They should charge more for it…


The Absolute Sound magazine just elected the new Wilson Benesch GMT one turntable as their turntable of the year…and awarded it as such.

In the mini review of the table, the author writes, you know something is up when a competitor states..“ they should charge more for it”. Yet, the table under consideration is priced at a measly $302k! Yes folks, more than a quarter of a million dollars! Yet we are being lead to believe that this product is maybe underpriced? 
Interesting attitudes prevailing in high end audio reviewing these days…

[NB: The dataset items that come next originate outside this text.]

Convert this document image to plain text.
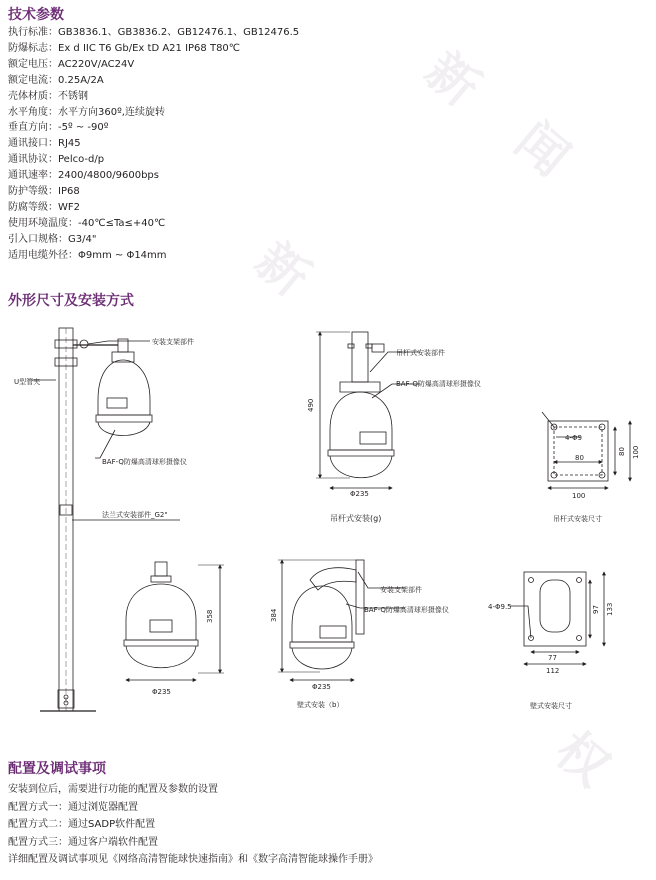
新
闻
新
权
技术参数
执行标准：GB3836.1、GB3836.2、GB12476.1、GB12476.5
防爆标志：Ex d IIC T6 Gb/Ex tD A21 IP68 T80℃
额定电压：AC220V/AC24V
额定电流：0.25A/2A
壳体材质：不锈钢
水平角度：水平方向360º,连续旋转
垂直方向：-5º ~ -90º
通讯接口：RJ45
通讯协议：Pelco-d/p
通讯速率：2400/4800/9600bps
防护等级：IP68
防腐等级：WF2
使用环境温度：-40℃≤Ta≤+40℃
引入口规格：G3/4"
适用电缆外径：Φ9mm ~ Φ14mm
外形尺寸及安装方式
安装支架部件
U型管夹
BAF-Q防爆高清球形摄像仪
法兰式安装部件_G2"
358
Φ235
吊杆式安装部件
BAF-Q防爆高清球形摄像仪
490
Φ235
吊杆式安装(g)
4-Φ9
80
100
80 100
吊杆式安装尺寸
安装支架部件
BAF-Q防爆高清球形摄像仪
384
Φ235
壁式安装（b）
4-Φ9.5
77
112
97 133
壁式安装尺寸
配置及调试事项
安装到位后，需要进行功能的配置及参数的设置
配置方式一：通过浏览器配置
配置方式二：通过SADP软件配置
配置方式三：通过客户端软件配置
详细配置及调试事项见《网络高清智能球快速指南》和《数字高清智能球操作手册》
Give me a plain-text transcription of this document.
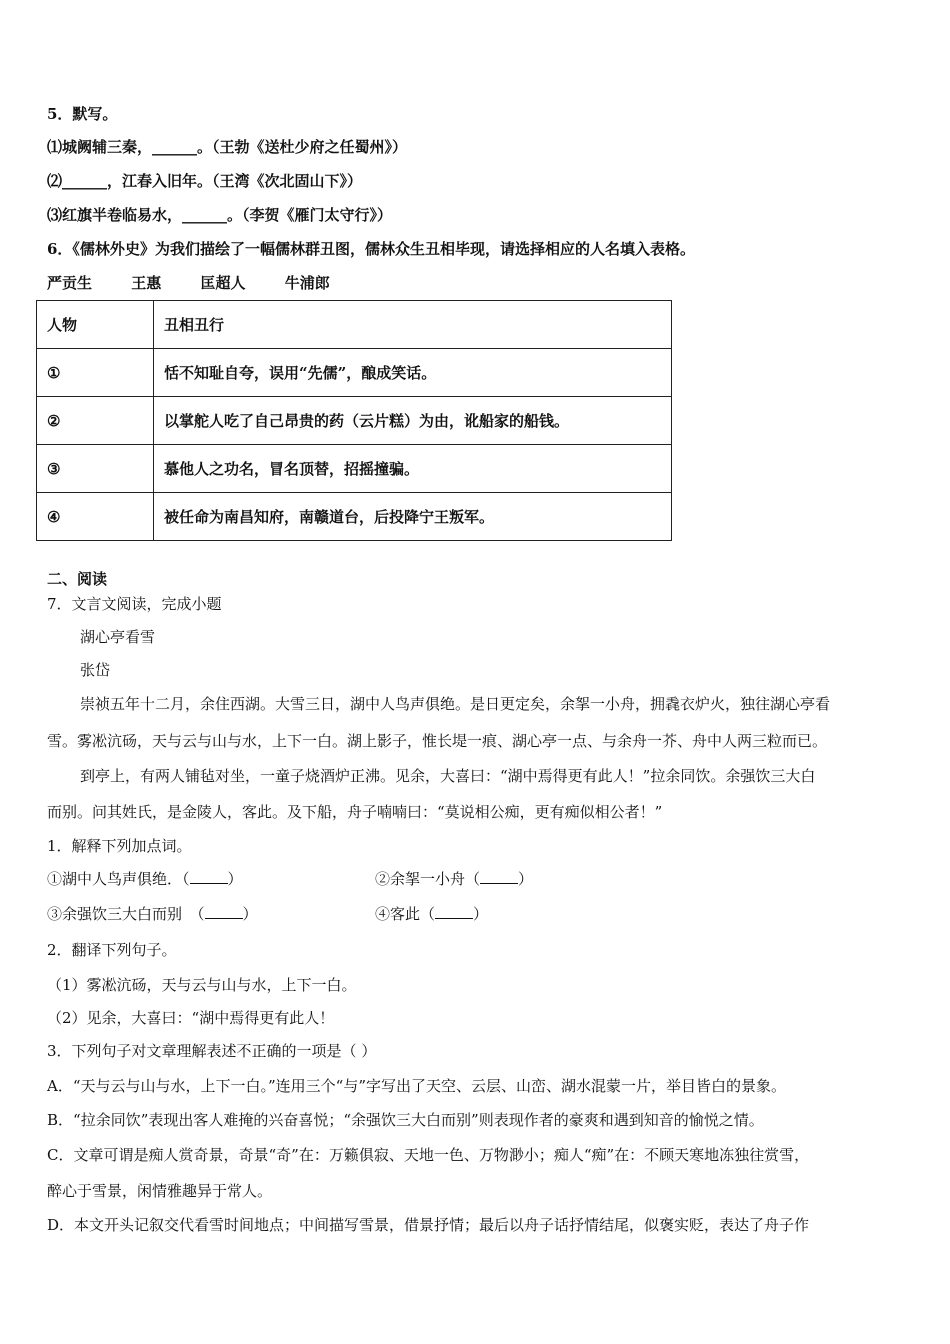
5．默写。
⑴城阙辅三秦，______。（王勃《送杜少府之任蜀州》）
⑵______，江春入旧年。（王湾《次北固山下》）
⑶红旗半卷临易水，______。（李贺《雁门太守行》）
6．《儒林外史》为我们描绘了一幅儒林群丑图，儒林众生丑相毕现，请选择相应的人名填入表格。
严贡生	王惠	匡超人	牛浦郎
人物	丑相丑行
①	恬不知耻自夸，误用“先儒”，酿成笑话。
②	以掌舵人吃了自己昂贵的药（云片糕）为由，讹船家的船钱。
③	慕他人之功名，冒名顶替，招摇撞骗。
④	被任命为南昌知府，南赣道台，后投降宁王叛军。
二、阅读
7．文言文阅读，完成小题
湖心亭看雪
张岱
崇祯五年十二月，余住西湖。大雪三日，湖中人鸟声俱绝。是日更定矣，余挐一小舟，拥毳衣炉火，独往湖心亭看
雪。雾凇沆砀，天与云与山与水，上下一白。湖上影子，惟长堤一痕、湖心亭一点、与余舟一芥、舟中人两三粒而已。
到亭上，有两人铺毡对坐，一童子烧酒炉正沸。见余，大喜曰：“湖中焉得更有此人！”拉余同饮。余强饮三大白
而别。问其姓氏，是金陵人，客此。及下船，舟子喃喃曰：“莫说相公痴，更有痴似相公者！”
1．解释下列加点词。
①湖中人鸟声俱绝．（	）	②余挐一小舟（	）
③余强饮三大白而别　（	）	④客此（	）
2．翻译下列句子。
（1）雾凇沆砀，天与云与山与水，上下一白。
（2）见余，大喜曰：“湖中焉得更有此人！
3．下列句子对文章理解表述不正确的一项是（ ）
A．“天与云与山与水，上下一白。”连用三个“与”字写出了天空、云层、山峦、湖水混蒙一片，举目皆白的景象。
B．“拉余同饮”表现出客人难掩的兴奋喜悦；“余强饮三大白而别”则表现作者的豪爽和遇到知音的愉悦之情。
C．文章可谓是痴人赏奇景，奇景“奇”在：万籁俱寂、天地一色、万物渺小；痴人“痴”在：不顾天寒地冻独往赏雪，
醉心于雪景，闲情雅趣异于常人。
D．本文开头记叙交代看雪时间地点；中间描写雪景，借景抒情；最后以舟子话抒情结尾，似褒实贬，表达了舟子作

Perhaps it is under priced, as maybe it could sell for millions of dollars…to the right audiophile consumers? The Absolute sound reviewer, and lately most audio reviewers, seem to think that any price asked is fine, so long as the piece basically delivers the goods. Are they correct?

daveyf

Showing 2 responses by ghdprentice

If you are into high end audio the "law of diminishing returns" is not in the equation. Getting closer to the music mid-fi is creeping ever closer to the goal of better sounding music with greater investments of time and money. There reward function is not linear at all. 

The law of dminishing return applies to the frugal mid-fi music person. 

@gkelly 

+1 Exactly

If I had the means, I am sure my system would cost... well commiserate with my wealth. The key is that it had do deliver the sonic quality. I would have researched and heard all the competition and would be absolutely sure it did.